The results will be presented today (June 17) at The Endocrine Society’s 90th annual meeting in San Francisco.

Borer and her co-authors sought to better understand how changes in corpse fat level influence appetite and a hormone called leptin, which in animals curbs appetite when body fat increases. When leptin levels rise, it supposedly shuts off appetite and motivates physical activity to burn calories. However, as fat people become heavier, their leptin levels rise, but they become resistant to the actions of this hormone.

"The hormone doesn’t do the job it’s supposed to do," Borer said.

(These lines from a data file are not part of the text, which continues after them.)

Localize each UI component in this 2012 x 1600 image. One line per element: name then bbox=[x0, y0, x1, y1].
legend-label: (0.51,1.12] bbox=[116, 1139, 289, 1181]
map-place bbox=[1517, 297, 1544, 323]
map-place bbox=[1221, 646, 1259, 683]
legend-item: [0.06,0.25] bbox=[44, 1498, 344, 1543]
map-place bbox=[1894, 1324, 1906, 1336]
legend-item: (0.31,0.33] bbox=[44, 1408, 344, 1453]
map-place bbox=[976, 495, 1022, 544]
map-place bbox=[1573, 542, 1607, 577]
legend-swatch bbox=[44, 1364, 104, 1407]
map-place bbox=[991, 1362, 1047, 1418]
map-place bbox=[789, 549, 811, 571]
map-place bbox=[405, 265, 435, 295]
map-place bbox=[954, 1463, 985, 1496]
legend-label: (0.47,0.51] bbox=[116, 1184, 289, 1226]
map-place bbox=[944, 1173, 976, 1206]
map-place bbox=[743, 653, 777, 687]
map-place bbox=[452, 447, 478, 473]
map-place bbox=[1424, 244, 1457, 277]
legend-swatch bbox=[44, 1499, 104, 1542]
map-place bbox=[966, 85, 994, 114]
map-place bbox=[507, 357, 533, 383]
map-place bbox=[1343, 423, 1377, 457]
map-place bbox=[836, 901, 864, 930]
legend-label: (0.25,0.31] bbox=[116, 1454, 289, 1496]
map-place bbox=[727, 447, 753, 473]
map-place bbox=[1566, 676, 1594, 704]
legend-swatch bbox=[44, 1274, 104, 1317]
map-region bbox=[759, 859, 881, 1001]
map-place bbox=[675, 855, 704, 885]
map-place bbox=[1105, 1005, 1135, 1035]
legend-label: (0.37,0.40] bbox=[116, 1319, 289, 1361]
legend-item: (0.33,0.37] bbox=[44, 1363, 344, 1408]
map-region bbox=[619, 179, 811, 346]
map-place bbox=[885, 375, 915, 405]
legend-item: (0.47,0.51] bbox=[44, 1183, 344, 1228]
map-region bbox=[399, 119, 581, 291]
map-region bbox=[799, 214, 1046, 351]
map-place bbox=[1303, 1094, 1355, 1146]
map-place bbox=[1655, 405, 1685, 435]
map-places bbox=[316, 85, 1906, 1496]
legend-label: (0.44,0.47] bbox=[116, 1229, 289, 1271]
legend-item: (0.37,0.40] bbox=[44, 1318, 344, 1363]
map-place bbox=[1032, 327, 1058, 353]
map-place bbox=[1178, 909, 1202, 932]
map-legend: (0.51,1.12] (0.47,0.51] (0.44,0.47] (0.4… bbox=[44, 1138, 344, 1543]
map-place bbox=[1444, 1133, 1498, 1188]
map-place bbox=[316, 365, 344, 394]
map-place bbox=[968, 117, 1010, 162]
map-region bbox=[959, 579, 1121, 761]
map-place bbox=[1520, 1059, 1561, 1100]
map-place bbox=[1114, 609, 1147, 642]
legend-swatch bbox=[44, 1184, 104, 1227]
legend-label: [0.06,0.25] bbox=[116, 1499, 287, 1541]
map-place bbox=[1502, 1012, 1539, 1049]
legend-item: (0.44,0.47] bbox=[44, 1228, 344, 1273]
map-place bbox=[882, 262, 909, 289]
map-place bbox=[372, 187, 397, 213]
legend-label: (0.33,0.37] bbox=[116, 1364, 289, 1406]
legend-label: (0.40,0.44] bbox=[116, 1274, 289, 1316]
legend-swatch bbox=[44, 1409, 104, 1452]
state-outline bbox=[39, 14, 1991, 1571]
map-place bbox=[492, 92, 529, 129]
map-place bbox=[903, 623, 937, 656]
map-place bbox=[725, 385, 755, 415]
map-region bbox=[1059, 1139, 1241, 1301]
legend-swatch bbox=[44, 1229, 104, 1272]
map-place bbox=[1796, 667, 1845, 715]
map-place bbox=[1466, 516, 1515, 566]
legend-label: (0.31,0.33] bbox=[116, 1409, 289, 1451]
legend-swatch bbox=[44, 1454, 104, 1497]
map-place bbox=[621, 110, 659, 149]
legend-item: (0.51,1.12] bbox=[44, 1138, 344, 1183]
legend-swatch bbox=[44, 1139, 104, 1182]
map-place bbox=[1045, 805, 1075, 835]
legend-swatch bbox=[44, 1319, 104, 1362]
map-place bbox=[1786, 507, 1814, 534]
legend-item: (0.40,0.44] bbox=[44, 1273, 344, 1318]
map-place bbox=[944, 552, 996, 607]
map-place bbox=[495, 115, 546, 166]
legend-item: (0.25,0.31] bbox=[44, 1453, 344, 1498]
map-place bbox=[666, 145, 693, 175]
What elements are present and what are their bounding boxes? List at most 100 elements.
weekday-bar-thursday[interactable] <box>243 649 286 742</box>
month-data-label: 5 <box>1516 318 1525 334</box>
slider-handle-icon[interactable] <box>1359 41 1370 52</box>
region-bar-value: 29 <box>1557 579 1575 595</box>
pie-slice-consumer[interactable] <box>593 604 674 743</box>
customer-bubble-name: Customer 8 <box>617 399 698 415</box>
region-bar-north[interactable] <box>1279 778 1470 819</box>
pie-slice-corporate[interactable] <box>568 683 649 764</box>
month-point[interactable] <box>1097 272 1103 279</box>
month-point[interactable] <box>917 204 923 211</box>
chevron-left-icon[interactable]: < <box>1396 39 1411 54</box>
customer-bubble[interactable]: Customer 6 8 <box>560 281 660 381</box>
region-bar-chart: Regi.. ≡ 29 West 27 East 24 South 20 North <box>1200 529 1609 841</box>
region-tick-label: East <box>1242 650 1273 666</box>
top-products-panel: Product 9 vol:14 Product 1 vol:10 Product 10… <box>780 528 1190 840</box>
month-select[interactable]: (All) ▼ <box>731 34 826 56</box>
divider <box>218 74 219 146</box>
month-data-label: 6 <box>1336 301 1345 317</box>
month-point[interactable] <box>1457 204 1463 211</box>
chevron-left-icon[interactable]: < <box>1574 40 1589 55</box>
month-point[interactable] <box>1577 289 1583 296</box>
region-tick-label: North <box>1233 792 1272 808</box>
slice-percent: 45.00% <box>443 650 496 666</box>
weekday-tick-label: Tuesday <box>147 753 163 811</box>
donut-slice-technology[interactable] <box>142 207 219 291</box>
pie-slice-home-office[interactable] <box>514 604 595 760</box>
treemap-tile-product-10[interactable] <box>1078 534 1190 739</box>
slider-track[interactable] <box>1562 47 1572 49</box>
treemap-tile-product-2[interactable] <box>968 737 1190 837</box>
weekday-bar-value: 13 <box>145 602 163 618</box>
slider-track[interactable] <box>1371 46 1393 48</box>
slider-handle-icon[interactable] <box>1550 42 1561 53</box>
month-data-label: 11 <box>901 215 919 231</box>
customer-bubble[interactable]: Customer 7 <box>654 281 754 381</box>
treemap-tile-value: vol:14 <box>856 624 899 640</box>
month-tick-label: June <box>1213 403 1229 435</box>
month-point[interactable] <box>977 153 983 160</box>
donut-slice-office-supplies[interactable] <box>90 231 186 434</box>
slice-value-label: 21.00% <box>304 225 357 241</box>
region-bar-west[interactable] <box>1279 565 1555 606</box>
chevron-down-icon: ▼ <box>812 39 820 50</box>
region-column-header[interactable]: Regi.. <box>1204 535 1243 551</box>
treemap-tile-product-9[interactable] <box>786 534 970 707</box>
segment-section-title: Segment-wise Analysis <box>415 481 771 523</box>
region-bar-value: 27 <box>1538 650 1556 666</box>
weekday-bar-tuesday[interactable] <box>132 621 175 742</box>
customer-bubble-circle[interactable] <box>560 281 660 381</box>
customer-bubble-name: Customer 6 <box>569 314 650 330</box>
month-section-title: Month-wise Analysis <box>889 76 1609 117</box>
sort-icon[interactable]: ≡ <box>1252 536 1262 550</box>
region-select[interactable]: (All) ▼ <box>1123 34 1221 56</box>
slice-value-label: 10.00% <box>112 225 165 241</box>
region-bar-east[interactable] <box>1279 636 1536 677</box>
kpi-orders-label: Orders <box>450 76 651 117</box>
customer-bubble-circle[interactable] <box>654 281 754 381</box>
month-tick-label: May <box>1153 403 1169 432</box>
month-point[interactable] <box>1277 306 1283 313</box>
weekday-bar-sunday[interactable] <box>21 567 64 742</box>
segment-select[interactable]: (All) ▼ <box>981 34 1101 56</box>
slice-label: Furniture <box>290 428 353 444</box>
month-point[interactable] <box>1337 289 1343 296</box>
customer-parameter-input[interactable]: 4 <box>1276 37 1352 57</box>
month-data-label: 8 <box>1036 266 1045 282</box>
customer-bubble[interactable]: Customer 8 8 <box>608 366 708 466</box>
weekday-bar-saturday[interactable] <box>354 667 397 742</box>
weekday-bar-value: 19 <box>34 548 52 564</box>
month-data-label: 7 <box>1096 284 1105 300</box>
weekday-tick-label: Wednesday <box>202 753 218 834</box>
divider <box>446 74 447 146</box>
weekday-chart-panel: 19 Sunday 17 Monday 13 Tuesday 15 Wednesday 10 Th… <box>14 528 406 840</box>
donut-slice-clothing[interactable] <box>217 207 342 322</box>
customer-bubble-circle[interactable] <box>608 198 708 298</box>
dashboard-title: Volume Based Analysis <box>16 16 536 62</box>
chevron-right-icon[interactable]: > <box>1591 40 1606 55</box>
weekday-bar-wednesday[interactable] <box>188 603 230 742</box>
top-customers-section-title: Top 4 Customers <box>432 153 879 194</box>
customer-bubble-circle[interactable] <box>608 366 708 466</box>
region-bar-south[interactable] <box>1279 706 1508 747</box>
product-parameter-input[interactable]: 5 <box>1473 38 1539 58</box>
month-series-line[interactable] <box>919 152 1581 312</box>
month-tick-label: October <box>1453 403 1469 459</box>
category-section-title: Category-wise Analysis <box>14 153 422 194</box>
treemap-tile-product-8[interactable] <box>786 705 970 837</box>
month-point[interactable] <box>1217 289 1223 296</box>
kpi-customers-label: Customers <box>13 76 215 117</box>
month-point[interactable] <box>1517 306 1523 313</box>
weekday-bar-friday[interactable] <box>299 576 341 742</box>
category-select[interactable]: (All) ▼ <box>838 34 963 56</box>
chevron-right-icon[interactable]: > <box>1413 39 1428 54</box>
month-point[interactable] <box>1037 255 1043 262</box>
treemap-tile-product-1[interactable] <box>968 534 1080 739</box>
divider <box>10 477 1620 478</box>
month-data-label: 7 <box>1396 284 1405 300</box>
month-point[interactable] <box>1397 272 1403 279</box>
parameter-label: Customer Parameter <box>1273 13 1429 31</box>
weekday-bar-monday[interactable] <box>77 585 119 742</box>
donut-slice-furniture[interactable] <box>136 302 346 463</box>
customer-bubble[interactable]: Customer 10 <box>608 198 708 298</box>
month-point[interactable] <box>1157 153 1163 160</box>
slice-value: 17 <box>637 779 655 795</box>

Borer’s group studied 20 postmenopausal women: 10 lean and 10 obese women. The women ate three weight-maintenance meals a sunlight while participating in three experiments on three separate days. During one experiment they did not exercise.

In the other two experiments the women exercised on a treadmill in the morning and the afternoon. They burned 500 calories each time. These two experiments differed by carry on intensity. One involved walking at high intensity, or 80 percent of maximal effort, for 7.5 minutes, with 10-minute rest periods between 10 walking sessions. The other experiment was half while intense (40 percent of peak effort) and involved walking for 15 minutes and resting for 5 minutes.

Every hour and before each collation, subjects recorded their appetite level on a 10-point scale ranging from not at all hungry to extremely unfertile. blood samples were collected every 15 to 60 minutes for hormone measurements.

"Obesity interferes with leptin’s detection of exercise energy charge and with appetite suppression," Borer said. "Obese women perhaps need to consciously watch their calories because some of the hormonal satiety [fullness] signals don’t seem to moil as well."